Piazza della Loggia, condannati all’ergastolo Maggi e Tramonte 41 anni dopo la strage

Una immagine del 28 maggio 1974 mostra le vittime dell'attentato coperta da lenzuoli a piazza della Loggia a Brescia. Il pm di Brescia al processo per la strage di piazza della Loggia ha chiesto quattro condanne all'ergastolo e un'assoluzione. Ergastolo per: Delfo Zorzi, Carlo Maria Maggi, Francesco Delfino e Maurizio Tramonte. Assoluzione, invece, per Pino Rauti. ANSA

E’ arrivata poco dopo le 21, dopo otto ore di camera di consiglio, la sentenza del processo d’appello bis sulla strage di piazza della Loggia a Brescia al termine del quale la Seconda Corte d’assise d’appello di Milano ha condannato all’ergastolo l’ex ispettore veneto di Ordine Nuovo Carlo Maria Maggi e l’ex fonte ‘Tritone’ dei servizi segreti Maurizio Tramonte. Prima che i giudici togati e popolari si riunissero in camera di consiglio, avevano preso la parola per le repliche il pg Maria Grazia Omboni, che ha chiesto l’ergastolo per entrambi, alcuni legali di parte civile e i difensori.

I familiari delle vittime presenti nell’aula hanno accolto in lacrime la sentenza. Il verdetto viene definito “decisivo per la storia del Paese” da Manlio  Milani, presidente dell’Associazione familiari vittime della stage di piazza della Loggia che quel giorno fa perse la moglie. La sentenza di oggi, ha sottolineato Milani, impone una “profondissima riflessione su quegli anni dal ’69 al ’74”

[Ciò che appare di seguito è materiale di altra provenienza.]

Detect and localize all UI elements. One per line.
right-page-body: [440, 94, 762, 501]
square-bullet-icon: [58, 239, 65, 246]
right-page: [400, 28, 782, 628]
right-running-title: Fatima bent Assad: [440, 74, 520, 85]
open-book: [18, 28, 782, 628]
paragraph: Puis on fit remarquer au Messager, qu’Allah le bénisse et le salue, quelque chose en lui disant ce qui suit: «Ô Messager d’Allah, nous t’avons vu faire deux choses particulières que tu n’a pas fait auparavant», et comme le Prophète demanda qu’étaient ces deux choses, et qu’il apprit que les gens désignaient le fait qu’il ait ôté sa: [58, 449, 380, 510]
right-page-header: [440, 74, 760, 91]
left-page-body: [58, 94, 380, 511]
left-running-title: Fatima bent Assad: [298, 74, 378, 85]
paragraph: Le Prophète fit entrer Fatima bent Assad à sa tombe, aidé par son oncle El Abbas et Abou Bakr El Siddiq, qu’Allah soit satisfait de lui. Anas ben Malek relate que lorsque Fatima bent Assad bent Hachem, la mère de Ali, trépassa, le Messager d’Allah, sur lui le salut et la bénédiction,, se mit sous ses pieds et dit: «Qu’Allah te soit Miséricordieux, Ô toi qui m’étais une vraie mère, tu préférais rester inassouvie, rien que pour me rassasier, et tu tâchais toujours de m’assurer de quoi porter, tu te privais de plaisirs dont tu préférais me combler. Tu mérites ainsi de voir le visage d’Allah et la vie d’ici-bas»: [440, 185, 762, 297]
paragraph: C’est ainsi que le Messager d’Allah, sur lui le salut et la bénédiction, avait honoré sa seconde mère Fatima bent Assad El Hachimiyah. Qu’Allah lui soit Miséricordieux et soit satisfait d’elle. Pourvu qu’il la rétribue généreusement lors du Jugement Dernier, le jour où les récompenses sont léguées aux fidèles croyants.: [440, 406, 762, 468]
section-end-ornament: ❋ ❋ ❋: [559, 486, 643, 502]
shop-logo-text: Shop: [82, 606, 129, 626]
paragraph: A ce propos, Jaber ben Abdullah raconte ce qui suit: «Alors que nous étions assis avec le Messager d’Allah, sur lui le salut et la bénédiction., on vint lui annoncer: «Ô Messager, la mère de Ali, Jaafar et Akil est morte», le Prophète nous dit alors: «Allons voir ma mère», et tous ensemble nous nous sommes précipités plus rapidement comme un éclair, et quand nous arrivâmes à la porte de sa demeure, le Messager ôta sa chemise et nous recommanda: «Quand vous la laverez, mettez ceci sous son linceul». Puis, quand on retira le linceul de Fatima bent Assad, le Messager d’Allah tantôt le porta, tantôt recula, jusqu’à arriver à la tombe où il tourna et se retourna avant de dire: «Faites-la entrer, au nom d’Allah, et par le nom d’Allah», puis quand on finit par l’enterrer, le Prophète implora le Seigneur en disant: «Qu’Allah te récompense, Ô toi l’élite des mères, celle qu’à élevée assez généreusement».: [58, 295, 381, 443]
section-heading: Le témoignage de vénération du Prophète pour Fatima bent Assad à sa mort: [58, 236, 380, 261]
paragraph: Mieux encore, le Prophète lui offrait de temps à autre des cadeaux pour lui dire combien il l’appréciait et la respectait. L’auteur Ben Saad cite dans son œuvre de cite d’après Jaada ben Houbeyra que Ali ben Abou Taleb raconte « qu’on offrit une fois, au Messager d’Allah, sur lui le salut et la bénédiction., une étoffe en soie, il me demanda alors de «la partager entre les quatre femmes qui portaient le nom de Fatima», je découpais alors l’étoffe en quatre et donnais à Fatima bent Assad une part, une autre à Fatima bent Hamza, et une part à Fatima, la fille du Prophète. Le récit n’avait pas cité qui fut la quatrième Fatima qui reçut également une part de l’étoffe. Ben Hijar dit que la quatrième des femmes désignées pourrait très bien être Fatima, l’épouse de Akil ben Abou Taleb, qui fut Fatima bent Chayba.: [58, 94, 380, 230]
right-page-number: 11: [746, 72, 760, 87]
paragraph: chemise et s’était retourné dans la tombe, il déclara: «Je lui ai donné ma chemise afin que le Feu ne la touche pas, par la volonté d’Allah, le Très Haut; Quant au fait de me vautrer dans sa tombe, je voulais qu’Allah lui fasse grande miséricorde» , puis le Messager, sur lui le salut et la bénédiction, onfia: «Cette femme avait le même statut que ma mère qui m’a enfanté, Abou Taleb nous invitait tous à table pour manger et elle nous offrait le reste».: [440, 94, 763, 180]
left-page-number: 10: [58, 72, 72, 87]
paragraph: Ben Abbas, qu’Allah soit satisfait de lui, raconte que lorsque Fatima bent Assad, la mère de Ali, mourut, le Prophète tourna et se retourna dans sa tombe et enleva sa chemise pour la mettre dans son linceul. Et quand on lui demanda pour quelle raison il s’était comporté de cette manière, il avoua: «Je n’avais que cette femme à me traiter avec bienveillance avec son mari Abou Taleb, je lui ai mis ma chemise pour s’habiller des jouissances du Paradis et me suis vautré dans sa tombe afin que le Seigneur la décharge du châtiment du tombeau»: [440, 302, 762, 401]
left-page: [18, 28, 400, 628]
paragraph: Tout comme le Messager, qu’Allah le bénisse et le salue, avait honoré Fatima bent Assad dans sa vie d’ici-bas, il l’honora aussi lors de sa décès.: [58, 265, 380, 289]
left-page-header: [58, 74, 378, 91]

Il processo d’appello bis si è celebrato dopo che la Cassazione aveva annullato l’assoluzione di Maggi e Tramonte in relazione alla strage che il 28 maggio del 1974 causò otto morti e 102 feriti nel corso di una manifestazione antifascista nel cuore di Brescia. Per l’accusa Tramonte avrebbe partecipato a tutta la fase di preparazione all’attentato, mentre Maggi, che oggi ha 80 anni, sarebbe stato il mandante.

La Suprema Corte aveva ordinato la ripetizione dell’appello che aveva mandato entrambi assolti, valutando in particolare per il medico neonazista “ingiustificabili e superficiali” le conclusioni assolutorie nonostante “la gravità indiziaria” delle dichiarazioni di un pentito nei suoi confronti. Il pg, alla luce delle testimonianze del nuovo dibattimento, ha insistito molto sulla recuperata credibilità del pentito nero Carlo Digilio.